A bord de l’avion qu’il prenait pour la toute première fois de sa vie, confiné à l’avant, son stress atteignit son paroxysme en un temps record, prenant ainsi conscience de son départ imminent ; sa vie d’antan allait définitivement se ranger dans les tiroirs du passé, un avenir aussi inédit qu’énigmatique l’attendait au tournant ! Billet en classe affaire, apéritif de bienvenue, et presse française éparpillée sur la tablette, cette commodité inhabituelle n’avait pas suffi pourtant à dissiper ce bourdon naissant ; une déréliction brouillonne le saisit instantanément, un chagrin brumeux malgré ce temps ensoleillé, comme dépossédé de toute sa famille, ses guibolles flageolaient, son tronc vacillait, il domestiqua difficilement ses palpitations, des tremblements singuliers accentuèrent les ondulations du soda dans le verre qu’il s’efforçait de tenir. Dès lors, une cascade de souvenirs l’envahit fougueusement, il se mit alors à ruminer sa soutenance de mémoire ; alors qu’il était de coutume de convier sa famille et ses amis, lui avait éludé ce rituel et vulgarisé cette journée, tel un anar crânant abruptement l’ordre formel. Il se disait que c’était de la bigoterie que de solenniser le premier jour authentique et certifié d’un désœuvrement pérenne. Ou encore cette altercation avec son père une année auparavant ;
– T’as du courrier aujourd’hui, dit Mohend. Le père de famille s’inquiétait tellement sur l’avenir de son fils qu’il prenait une liberté consentie d’ouvrir son courrier venant de France.

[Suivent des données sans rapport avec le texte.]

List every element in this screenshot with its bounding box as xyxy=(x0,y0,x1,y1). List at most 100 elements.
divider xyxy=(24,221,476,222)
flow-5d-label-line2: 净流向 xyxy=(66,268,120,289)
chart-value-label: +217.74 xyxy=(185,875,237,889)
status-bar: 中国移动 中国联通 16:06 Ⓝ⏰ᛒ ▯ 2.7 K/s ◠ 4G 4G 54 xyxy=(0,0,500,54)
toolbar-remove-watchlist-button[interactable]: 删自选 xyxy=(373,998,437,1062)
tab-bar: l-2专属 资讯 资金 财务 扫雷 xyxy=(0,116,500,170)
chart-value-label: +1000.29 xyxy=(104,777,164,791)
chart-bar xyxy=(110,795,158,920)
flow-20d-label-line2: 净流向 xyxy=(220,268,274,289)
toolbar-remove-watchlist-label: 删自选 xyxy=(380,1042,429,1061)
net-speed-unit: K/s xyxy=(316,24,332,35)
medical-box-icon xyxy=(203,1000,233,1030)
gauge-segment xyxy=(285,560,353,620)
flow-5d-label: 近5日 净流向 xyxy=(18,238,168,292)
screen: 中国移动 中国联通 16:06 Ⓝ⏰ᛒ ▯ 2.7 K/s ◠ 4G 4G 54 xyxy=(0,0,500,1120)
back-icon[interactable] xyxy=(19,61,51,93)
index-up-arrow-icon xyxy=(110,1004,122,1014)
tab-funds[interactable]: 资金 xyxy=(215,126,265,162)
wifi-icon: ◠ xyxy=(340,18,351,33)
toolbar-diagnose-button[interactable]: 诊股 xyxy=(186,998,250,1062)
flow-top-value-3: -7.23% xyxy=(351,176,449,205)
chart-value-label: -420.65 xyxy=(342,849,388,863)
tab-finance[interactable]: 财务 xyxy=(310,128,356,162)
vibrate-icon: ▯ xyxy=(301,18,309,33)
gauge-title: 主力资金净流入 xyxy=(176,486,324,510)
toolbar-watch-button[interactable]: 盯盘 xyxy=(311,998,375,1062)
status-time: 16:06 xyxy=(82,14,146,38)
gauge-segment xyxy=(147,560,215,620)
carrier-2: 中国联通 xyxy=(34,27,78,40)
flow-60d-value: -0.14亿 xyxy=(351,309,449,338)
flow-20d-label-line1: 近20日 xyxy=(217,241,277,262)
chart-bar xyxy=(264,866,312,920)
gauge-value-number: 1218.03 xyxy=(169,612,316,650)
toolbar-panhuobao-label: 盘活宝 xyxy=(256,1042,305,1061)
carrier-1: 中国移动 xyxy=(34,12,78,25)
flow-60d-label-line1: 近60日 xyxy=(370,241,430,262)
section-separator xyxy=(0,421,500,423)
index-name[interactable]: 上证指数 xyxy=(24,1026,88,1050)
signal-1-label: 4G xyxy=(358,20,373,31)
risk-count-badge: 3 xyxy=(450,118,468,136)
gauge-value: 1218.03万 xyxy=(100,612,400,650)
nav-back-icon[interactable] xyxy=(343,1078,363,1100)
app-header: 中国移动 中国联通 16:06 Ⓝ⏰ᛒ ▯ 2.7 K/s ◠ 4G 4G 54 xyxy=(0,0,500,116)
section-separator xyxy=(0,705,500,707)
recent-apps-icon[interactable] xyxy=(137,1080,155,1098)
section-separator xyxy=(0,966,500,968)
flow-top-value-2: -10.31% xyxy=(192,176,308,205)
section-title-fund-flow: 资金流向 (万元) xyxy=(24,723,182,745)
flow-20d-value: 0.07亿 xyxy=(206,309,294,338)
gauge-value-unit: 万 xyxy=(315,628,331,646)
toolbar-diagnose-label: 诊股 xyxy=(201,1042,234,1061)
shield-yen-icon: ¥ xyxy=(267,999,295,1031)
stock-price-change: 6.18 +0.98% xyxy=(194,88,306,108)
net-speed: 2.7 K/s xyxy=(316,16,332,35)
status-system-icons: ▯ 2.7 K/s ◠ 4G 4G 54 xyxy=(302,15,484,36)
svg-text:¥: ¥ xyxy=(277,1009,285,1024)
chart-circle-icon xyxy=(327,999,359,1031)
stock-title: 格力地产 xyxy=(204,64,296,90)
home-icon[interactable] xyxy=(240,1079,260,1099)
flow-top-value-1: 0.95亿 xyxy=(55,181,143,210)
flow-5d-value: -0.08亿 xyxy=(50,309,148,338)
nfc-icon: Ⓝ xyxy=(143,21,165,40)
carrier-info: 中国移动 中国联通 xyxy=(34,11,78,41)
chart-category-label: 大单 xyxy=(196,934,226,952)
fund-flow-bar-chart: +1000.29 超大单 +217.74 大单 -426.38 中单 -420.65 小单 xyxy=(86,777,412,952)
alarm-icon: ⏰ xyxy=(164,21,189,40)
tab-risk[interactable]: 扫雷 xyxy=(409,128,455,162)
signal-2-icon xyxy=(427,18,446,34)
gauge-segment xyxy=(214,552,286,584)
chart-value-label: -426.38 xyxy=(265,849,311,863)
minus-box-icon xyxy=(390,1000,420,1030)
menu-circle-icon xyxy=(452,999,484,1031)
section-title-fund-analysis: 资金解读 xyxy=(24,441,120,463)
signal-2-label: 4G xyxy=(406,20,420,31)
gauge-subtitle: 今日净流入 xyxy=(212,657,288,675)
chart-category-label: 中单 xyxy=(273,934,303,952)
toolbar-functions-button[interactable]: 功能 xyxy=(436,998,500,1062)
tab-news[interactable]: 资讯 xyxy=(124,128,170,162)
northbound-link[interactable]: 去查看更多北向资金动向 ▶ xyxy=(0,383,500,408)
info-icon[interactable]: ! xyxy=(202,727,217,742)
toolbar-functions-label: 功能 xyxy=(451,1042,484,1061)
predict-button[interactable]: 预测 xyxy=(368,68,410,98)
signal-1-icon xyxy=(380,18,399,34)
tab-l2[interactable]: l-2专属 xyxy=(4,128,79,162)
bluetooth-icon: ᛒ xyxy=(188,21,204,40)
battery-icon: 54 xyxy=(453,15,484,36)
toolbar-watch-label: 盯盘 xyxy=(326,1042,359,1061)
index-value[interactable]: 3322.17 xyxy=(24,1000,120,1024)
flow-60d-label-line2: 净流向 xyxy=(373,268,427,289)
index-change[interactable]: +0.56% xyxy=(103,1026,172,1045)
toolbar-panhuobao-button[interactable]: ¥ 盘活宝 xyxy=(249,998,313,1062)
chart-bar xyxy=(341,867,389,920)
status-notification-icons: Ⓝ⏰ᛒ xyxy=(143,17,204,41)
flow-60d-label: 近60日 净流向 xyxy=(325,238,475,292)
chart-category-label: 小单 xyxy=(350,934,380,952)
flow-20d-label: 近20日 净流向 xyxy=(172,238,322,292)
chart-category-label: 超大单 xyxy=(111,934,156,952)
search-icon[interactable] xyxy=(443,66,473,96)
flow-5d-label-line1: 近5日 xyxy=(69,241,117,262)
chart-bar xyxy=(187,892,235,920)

– Quel genre ? reprit Mokrane d’un air interrogateur.
– Celui qui va réorienter tes objectifs liminaires !
–  Crache ta Valda ! insista Mokrane.
– J’aurais aimé être porteur d’une bonne nouvelle, mais tu ne vas pas pouvoir fouler le sol de l’hexagone cette année mon fils !
Cette nouvelle est tombée comme un couperet, sonnant le glas des rêves de Mokrane, tout semblait chimérique autour de lui, il était comme pris dans une torpeur l’obligeant à rester inerte. Mohend élagua cette scène apathique, et tenta désespérément de le rassurer :
– L’alternative du concours, c’est dans un mois, se relever après la chute est une vertu que tu dois prôner fiston.
– Quel concours ?
Exaspéré, l’infortuné déclencha une algarade tendue avec son père. Quant à Titem qui compatissait avec le désarroi de son fils, elle glissa sa main affectueuse sur la bajoue de Mokrane. Elle était gauche et grelottante ce jour là comme son fiston, qui fondit en larmes en catimini dans sa chambre ; tant il est impudique de voir un homme sangloter dans la province kabyle depuis des temps immémoriaux. Son seul remède dans ces cas là, était de se réfugier dans l’écriture, un monde qu’il affectionnait particulièrement. Sa plume se nourrissait bien du désespoir d’autrui : la détresse et l’infortune servaient de réceptacle à son imagination et ses écrits illimités. Mais ce jour-là, il confessait sa propre affliction sur un bout de papier, ses phrases imprécises et ses interrogations désolantes n’espéraient aucune réponse, elles témoignaient juste du langage de son cœur meurtri.
L’insigne Alger en miniature vue du ciel était l’image indélébile burinée dans la tête de Mokrane pour un sacré bout de temps. Il scrutait à travers le hublot toutes les broutilles, le moindre fragment de cette terre, conquise de hautes luttes jadis. La mer azuréenne dévoilait son infinitude, le soleil illuminait cette enchanteresse rive méditerranéenne. Mokrane semblait se délecter mielleusement de cet instant révérencieux.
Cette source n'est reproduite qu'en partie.